Hishel storages efficiently handle large request and response bodies using streams. Streams are automatically chunked and stored as you consume them.

Important: You must consume streams (iterate through them) for the data to be stored. Simply creating an entry with a stream doesn't store the stream data.

# Create entry with streaming body
entry = await storage.create_entry(
    request=Request(
        method="POST",
        url="https://api.example.com/upload",
        stream=make_async_iterator([
            b"chunk1",
            b"chunk2",
            b"chunk3",
        ])
    ),
    response=Response(
        status_code=200,
        headers=Headers({}),
        stream=make_async_iterator([b"OK"])
    ),
    key=cache_key
)

# IMPORTANT: Consume the streams to store them
async for chunk in entry.request.aiter_stream():
    # Each chunk is stored as you iterate
    pass

async for chunk in entry.response.aiter_stream():
    pass

# Now the streams are fully stored
# You can retrieve them later:
entries = await storage.get_entries(cache_key)
async for chunk in entries[0].request.aiter_stream():
    print(f"Chunk: {chunk}")
# Create entry with streaming body
entry = storage.create_entry(
    request=Request(
        method="POST",
        url="https://api.example.com/upload",
        stream=make_iterator([
            b"chunk1",
            b"chunk2",
            b"chunk3",
        ])
    ),
    response=Response(
        status_code=200,
        headers=Headers({}),
        stream=make_iterator([b"OK"])
    ),
    key=cache_key
)

# IMPORTANT: Consume the streams to store them
for chunk in entry.request.iter_stream():
    # Each chunk is stored as you iterate
    pass

for chunk in entry.response.iter_stream():
    pass

# Now the streams are fully stored
# You can retrieve them later:
entries = storage.get_entries(cache_key)
for chunk in entries[0].request.iter_stream():
    print(f"Chunk: {chunk}")

TTL and Expiration

Control how long cached entries remain valid:

# Set default TTL for all entries
storage = AsyncSqliteStorage(default_ttl=3600.0)  # 1 hour

# Override TTL for specific requests using metadata
entry = await storage.create_entry(
    request=Request(
        method="GET",
        url="https://api.example.com/data",
        metadata={"hishel_ttl": 7200.0}  # 2 hours for this entry
    ),
    response=response,
    key=cache_key
)

# Disable TTL refresh on access
storage = AsyncSqliteStorage(
    default_ttl=3600.0,
    refresh_ttl_on_access=False  # TTL won't reset when accessed
)
# Set default TTL for all entries
storage = SyncSqliteStorage(default_ttl=3600.0)  # 1 hour

# Override TTL for specific requests using metadata
entry = storage.create_entry(
    request=Request(
        method="GET",
        url="https://api.example.com/data",
        metadata={"hishel_ttl": 7200.0}  # 2 hours for this entry
    ),
    response=response,
    key=cache_key
)

# Disable TTL refresh on access
storage = SyncSqliteStorage(
    default_ttl=3600.0,
    refresh_ttl_on_access=False  # TTL won't reset when accessed
)

Cleanup and Maintenance

Storage automatically performs cleanup operations to remove expired and deleted entries.
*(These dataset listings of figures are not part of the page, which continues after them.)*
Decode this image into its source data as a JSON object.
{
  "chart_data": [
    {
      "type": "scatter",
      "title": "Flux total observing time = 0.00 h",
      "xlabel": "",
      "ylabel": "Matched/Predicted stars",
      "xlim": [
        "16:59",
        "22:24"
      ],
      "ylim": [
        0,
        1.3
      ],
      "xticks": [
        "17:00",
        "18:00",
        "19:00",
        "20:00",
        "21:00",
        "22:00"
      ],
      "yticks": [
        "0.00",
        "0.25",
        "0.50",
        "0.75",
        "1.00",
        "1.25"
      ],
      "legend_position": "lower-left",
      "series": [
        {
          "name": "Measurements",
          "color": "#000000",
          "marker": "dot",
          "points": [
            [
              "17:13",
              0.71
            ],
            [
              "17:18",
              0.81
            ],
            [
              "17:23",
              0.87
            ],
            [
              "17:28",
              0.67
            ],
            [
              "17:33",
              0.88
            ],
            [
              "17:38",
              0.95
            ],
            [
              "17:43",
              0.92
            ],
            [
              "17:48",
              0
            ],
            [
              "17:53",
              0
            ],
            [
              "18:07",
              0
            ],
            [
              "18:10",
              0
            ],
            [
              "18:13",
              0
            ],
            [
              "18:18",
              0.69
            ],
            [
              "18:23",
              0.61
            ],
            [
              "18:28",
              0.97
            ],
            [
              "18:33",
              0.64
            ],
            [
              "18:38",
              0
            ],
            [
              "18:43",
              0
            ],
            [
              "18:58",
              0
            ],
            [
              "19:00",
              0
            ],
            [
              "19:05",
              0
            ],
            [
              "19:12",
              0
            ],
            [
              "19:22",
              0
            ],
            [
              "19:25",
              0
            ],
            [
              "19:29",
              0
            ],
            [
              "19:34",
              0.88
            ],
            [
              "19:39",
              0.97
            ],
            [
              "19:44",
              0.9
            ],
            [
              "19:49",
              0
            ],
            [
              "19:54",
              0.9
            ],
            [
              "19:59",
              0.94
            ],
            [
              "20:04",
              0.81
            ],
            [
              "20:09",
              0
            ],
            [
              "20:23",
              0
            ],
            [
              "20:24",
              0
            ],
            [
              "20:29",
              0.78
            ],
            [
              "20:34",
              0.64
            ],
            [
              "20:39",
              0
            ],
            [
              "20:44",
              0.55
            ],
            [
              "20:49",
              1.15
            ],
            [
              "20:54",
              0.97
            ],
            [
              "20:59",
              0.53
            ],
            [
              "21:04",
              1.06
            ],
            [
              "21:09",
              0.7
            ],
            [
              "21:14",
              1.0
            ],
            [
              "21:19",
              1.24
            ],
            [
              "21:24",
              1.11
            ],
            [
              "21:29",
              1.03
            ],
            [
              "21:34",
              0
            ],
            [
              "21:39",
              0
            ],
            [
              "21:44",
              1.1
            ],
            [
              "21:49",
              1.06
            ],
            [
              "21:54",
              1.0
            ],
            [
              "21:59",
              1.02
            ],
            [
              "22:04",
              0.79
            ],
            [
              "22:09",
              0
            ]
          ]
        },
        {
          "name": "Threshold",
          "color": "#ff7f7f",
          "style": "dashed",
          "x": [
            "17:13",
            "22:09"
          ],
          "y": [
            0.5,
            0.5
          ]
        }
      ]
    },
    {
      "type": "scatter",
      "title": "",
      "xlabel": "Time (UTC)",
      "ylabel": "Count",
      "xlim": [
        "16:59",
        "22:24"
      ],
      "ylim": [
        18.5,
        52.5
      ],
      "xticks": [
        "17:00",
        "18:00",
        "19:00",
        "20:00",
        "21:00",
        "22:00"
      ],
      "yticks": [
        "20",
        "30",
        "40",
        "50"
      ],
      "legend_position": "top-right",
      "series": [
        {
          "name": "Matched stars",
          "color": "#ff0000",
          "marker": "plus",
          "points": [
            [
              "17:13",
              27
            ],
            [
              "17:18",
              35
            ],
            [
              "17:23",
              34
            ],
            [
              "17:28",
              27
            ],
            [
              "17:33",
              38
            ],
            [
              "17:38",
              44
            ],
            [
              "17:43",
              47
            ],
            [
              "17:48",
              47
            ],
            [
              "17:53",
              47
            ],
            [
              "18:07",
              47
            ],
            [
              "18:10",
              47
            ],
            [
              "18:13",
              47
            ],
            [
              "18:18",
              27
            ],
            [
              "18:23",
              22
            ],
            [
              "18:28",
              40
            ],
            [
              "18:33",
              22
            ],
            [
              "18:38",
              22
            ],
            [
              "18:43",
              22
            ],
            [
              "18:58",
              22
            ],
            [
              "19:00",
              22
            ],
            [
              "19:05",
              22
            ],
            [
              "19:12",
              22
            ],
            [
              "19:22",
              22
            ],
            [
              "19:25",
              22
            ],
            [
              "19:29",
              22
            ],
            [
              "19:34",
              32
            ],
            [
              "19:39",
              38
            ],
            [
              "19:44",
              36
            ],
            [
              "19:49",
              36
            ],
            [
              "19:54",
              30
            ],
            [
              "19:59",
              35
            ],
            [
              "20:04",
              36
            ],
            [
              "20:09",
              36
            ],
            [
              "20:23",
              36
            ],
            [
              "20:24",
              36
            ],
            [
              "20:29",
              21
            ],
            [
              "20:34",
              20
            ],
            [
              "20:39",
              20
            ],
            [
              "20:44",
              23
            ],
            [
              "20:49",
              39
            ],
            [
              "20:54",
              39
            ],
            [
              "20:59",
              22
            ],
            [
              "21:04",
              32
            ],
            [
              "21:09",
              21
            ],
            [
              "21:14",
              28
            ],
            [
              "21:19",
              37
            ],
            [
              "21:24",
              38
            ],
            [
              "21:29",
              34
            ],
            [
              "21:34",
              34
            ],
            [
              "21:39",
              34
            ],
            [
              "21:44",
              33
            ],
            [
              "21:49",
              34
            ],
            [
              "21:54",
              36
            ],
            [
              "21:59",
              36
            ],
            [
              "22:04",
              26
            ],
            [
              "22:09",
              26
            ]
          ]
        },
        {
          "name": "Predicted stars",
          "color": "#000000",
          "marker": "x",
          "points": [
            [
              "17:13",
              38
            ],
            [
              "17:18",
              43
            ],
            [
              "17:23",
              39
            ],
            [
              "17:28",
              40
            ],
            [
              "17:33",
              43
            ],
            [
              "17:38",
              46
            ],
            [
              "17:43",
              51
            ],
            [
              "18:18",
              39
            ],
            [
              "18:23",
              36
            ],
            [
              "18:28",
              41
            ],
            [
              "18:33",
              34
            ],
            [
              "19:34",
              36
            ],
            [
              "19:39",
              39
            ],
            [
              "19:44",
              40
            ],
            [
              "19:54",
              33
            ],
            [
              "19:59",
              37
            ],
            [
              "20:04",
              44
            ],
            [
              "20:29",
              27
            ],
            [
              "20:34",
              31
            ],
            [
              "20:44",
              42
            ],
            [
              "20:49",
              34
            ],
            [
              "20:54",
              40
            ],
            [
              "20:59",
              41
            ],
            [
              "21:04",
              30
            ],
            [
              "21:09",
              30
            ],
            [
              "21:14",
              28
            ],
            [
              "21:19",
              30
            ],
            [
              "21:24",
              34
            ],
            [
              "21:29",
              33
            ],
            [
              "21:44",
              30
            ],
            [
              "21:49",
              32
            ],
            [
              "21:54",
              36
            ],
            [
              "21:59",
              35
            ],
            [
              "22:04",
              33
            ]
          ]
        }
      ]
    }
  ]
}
Cleanup runs periodically when storage operations are performed.

Cleanup removes:

  • Expired entries (past their TTL)
  • Entries marked as deleted for more than 7 days
  • Entries with missing or incomplete streams

The cleanup process is automatic and doesn't require manual intervention.

Custom Entry IDs

By default, entry IDs are auto-generated UUIDs. You can provide custom IDs if needed:

import uuid

# Provide custom UUID
custom_id = uuid.uuid4()
entry = await storage.create_entry(
    request=Request(method="GET", url="https://api.example.com"),
    response=response,
    key=cache_key,
    id_=custom_id
)

assert entry.id == custom_id
import uuid

# Provide custom UUID
custom_id = uuid.uuid4()
entry = storage.create_entry(
    request=Request(method="GET", url="https://api.example.com"),
    response=response,
    key=cache_key,
    id_=custom_id
)

assert entry.id == custom_id

Database Schema

For reference, here's the SQLite database schema used by the storage:

entries Table

Stores request-response entry metadata.

Column Type Description
id BLOB Primary key - UUID of the entry
cache_key BLOB Cache key for grouping entries
data BLOB Serialized entry data (request, response, metadata)
created_at REAL Timestamp when the entry was created
deleted_at REAL Timestamp when soft deleted (NULL if not deleted)

Indexes:

  • idx_entries_cache_key - Fast lookups by cache key
  • idx_entries_deleted_at - Efficient cleanup queries

streams Table

Stores request and response body chunks.

Column Type Description
entry_id BLOB Foreign key to entries.id
kind INTEGER Stream type: 0 = request, 1 = response
chunk_number INTEGER Chunk sequence number (0, 1, 2, ... or -1 for completion marker)
chunk_data BLOB The actual chunk data

Primary Key: (entry_id, kind, chunk_number)

Special Values:

  • chunk_number = -1 - Completion marker (empty data, signals end of stream)
  • kind = 1 - Response stream